Before the season, Price promised his club would be more aggressive this year, and so far he has backed that up. But running on contact from third base is not just borne from a different attitude, but what Price feels is a necessity under the current circumstances.
"Certainly, you'd like to do it with guys that have a little more foot speed, but sometimes it's based on where you are in the lineup," Price said. "In our situation a lot of times, we've had runners on second and third, so the worst-case scenario is you're at first and third with another out.
"A lot of it is how your two-out hitting is and if you're scoring runs. If you're not scoring runs, the risk factor goes up. If you have a lot of guys swinging the bat well at the same time, you don't have to take that same amount of risks. We've had a lot of guys thrown out at the plate this year."
Rockies: Rutledge, Rosario emerging from sick bay
Rockies infielder Josh Rutledge, placed on the 15-day disabled list on May 2 with a flu-like viral infection, joined extended spring training in Scottsdale, Ariz., on Friday for at-bats.
Catcher Wilin Rosario, who was placed on the disabled list May 4 with the same illness, was "a couple or three days away from getting some baseball activity," Weiss said.
"They'll probably get a few at-bats in Triple-A Colorado Springs, but that's not for sure," Weiss said. "That has to do with the way things are going here. Ideally it will probably be good for them to get some at-bats in Colorado Springs.
"They were in bad shape, both of them, I think mostly due to the high fever. You get a high fever, you're out of commission."

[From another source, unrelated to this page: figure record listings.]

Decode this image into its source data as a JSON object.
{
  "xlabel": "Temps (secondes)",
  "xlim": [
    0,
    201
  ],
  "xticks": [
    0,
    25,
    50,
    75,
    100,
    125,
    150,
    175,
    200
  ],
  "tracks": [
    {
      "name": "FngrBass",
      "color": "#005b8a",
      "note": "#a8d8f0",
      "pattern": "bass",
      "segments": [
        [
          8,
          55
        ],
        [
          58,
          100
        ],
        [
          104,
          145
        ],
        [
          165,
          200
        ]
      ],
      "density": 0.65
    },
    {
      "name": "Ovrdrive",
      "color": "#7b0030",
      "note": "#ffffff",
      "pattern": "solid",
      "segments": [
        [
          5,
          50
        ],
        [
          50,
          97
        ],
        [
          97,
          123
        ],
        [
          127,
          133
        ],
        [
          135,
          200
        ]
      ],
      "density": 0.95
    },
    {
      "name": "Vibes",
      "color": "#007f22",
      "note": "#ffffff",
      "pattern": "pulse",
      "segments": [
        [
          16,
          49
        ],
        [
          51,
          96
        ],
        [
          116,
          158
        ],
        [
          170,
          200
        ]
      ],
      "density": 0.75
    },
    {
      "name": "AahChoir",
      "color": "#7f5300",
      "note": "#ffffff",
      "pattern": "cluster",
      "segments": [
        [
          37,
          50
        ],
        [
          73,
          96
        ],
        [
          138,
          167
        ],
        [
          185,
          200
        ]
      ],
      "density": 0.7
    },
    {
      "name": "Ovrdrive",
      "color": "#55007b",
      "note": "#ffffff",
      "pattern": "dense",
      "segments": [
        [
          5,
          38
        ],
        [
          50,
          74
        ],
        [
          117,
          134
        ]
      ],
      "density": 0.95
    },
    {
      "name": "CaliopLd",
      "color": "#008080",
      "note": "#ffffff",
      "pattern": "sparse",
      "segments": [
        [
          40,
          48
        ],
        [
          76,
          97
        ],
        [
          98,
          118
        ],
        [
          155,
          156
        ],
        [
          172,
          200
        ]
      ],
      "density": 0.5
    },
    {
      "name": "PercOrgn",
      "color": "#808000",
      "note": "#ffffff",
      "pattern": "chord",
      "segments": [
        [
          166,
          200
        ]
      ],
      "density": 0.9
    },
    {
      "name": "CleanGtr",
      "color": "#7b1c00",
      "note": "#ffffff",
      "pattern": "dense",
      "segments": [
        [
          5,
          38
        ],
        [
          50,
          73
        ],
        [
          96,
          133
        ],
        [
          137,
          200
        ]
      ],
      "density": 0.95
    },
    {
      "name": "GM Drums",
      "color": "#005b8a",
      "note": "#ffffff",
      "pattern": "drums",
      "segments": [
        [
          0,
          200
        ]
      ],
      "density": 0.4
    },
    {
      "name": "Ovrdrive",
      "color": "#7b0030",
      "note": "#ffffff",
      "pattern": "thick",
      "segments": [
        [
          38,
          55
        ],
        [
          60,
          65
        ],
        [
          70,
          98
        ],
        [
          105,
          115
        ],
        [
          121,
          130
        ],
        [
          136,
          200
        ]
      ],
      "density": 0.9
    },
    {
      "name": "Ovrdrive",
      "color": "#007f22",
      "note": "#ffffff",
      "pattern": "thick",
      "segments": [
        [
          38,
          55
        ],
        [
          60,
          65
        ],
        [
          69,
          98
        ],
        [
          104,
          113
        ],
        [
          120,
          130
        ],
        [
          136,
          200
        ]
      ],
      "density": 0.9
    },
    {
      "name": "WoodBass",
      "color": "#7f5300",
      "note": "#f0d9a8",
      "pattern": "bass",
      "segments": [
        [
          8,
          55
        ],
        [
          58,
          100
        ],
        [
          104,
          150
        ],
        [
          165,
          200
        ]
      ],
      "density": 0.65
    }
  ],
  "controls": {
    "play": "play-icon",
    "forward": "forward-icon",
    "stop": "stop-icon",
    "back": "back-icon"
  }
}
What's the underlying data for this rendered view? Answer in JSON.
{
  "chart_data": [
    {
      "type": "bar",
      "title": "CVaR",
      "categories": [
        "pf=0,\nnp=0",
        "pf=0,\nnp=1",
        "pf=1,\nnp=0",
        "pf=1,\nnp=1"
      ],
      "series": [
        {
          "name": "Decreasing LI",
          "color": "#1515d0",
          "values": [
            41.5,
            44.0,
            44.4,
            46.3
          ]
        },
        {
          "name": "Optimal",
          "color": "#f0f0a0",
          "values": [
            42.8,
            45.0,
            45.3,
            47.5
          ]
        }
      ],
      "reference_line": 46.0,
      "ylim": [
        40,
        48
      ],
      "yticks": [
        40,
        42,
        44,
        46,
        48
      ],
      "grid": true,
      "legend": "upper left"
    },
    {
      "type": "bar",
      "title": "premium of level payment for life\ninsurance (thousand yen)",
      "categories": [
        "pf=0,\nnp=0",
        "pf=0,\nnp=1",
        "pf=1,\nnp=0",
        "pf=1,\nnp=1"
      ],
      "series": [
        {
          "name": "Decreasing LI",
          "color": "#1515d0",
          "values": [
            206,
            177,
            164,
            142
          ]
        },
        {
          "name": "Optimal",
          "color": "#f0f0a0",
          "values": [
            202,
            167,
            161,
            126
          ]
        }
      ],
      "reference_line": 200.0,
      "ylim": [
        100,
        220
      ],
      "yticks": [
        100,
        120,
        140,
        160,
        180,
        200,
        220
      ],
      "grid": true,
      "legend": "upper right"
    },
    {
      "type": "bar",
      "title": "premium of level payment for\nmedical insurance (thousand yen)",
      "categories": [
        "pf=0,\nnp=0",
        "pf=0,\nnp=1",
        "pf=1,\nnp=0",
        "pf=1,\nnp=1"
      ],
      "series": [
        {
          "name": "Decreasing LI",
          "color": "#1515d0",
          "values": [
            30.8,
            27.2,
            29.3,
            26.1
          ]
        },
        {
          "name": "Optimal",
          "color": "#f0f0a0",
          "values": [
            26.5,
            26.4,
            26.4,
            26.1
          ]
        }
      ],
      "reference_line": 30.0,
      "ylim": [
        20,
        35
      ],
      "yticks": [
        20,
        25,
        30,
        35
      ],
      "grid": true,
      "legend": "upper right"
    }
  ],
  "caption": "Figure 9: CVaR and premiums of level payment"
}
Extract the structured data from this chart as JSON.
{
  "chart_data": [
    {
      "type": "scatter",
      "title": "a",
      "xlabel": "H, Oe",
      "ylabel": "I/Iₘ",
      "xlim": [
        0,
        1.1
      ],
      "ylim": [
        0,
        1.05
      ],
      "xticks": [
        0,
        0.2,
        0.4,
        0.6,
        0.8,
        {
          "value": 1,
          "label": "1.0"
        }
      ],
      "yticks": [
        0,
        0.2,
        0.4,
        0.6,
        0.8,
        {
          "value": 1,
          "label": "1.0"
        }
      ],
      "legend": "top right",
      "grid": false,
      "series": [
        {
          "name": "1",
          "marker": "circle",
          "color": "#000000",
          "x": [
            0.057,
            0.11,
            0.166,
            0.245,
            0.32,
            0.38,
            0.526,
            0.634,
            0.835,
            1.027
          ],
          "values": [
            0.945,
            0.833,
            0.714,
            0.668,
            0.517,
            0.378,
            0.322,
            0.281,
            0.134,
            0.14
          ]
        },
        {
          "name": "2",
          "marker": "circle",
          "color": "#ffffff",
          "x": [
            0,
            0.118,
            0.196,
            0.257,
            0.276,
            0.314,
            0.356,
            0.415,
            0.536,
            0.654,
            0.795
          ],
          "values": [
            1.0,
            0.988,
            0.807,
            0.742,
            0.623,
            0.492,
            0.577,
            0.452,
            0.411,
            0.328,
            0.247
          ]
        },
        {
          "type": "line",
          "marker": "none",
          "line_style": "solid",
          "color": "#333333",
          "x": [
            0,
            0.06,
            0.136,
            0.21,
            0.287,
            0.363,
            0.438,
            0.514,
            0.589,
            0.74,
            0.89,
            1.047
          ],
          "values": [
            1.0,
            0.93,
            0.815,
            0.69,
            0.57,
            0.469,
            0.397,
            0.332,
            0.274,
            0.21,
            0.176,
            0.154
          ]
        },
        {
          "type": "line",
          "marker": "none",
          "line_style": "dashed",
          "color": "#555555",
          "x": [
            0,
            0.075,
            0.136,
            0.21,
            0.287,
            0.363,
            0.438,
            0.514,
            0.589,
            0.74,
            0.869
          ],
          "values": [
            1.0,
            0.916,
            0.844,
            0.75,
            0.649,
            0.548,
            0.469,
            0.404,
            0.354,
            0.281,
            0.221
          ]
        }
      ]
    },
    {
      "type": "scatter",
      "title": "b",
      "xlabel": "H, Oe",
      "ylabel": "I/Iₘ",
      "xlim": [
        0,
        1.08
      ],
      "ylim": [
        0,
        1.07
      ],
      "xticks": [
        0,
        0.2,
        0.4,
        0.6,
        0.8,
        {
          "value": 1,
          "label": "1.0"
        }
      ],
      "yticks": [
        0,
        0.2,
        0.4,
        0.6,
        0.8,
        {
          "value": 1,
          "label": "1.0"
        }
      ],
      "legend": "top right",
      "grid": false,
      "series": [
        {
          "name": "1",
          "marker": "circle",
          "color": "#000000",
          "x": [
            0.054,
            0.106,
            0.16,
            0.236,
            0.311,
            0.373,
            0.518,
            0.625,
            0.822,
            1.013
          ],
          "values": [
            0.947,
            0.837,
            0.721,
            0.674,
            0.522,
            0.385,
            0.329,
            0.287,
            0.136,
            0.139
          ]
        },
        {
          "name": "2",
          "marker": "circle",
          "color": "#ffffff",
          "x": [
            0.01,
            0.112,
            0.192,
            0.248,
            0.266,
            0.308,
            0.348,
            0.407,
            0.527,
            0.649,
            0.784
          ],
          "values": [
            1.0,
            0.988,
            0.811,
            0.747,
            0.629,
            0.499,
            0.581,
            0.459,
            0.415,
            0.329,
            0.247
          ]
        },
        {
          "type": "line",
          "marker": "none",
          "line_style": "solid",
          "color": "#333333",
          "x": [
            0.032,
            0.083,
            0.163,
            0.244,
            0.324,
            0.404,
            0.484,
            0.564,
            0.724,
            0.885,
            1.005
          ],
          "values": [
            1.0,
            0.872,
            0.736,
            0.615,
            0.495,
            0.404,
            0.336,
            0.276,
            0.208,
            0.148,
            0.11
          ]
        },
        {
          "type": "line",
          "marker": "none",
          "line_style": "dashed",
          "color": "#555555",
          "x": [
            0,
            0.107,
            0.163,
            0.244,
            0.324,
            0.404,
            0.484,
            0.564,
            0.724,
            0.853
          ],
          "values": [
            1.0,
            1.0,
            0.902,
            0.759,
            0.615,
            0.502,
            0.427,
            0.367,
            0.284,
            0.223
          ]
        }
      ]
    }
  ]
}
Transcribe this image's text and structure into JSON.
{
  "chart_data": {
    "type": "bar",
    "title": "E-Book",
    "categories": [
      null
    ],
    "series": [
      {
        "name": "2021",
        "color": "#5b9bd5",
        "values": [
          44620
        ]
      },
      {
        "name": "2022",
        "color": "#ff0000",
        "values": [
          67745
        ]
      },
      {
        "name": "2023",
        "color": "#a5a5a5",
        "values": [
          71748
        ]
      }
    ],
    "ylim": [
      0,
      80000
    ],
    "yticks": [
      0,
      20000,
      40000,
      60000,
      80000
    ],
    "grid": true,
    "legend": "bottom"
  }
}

• Reds catcher Devin Mesoraco, who is eligible to come off the disabled list on Sunday, tested his strained left hamstring on Friday by running sprints and came away fine. Mesoraco expected to run the bases on Saturday for another test.
• The Reds' Billy Hamilton on Friday night improved to 2-for-2 as a pinch-hitter with his eighth-inning double off Rockies reliever Boone Logan.
• Two Rockies hit streaks ended Friday night. Nolan Arenado's ended at a club-record 28 games, and Carlos Gonzalez's ended at 10. Friday was the first time Arenado and Gonzalez had each gone hitless in a game both started.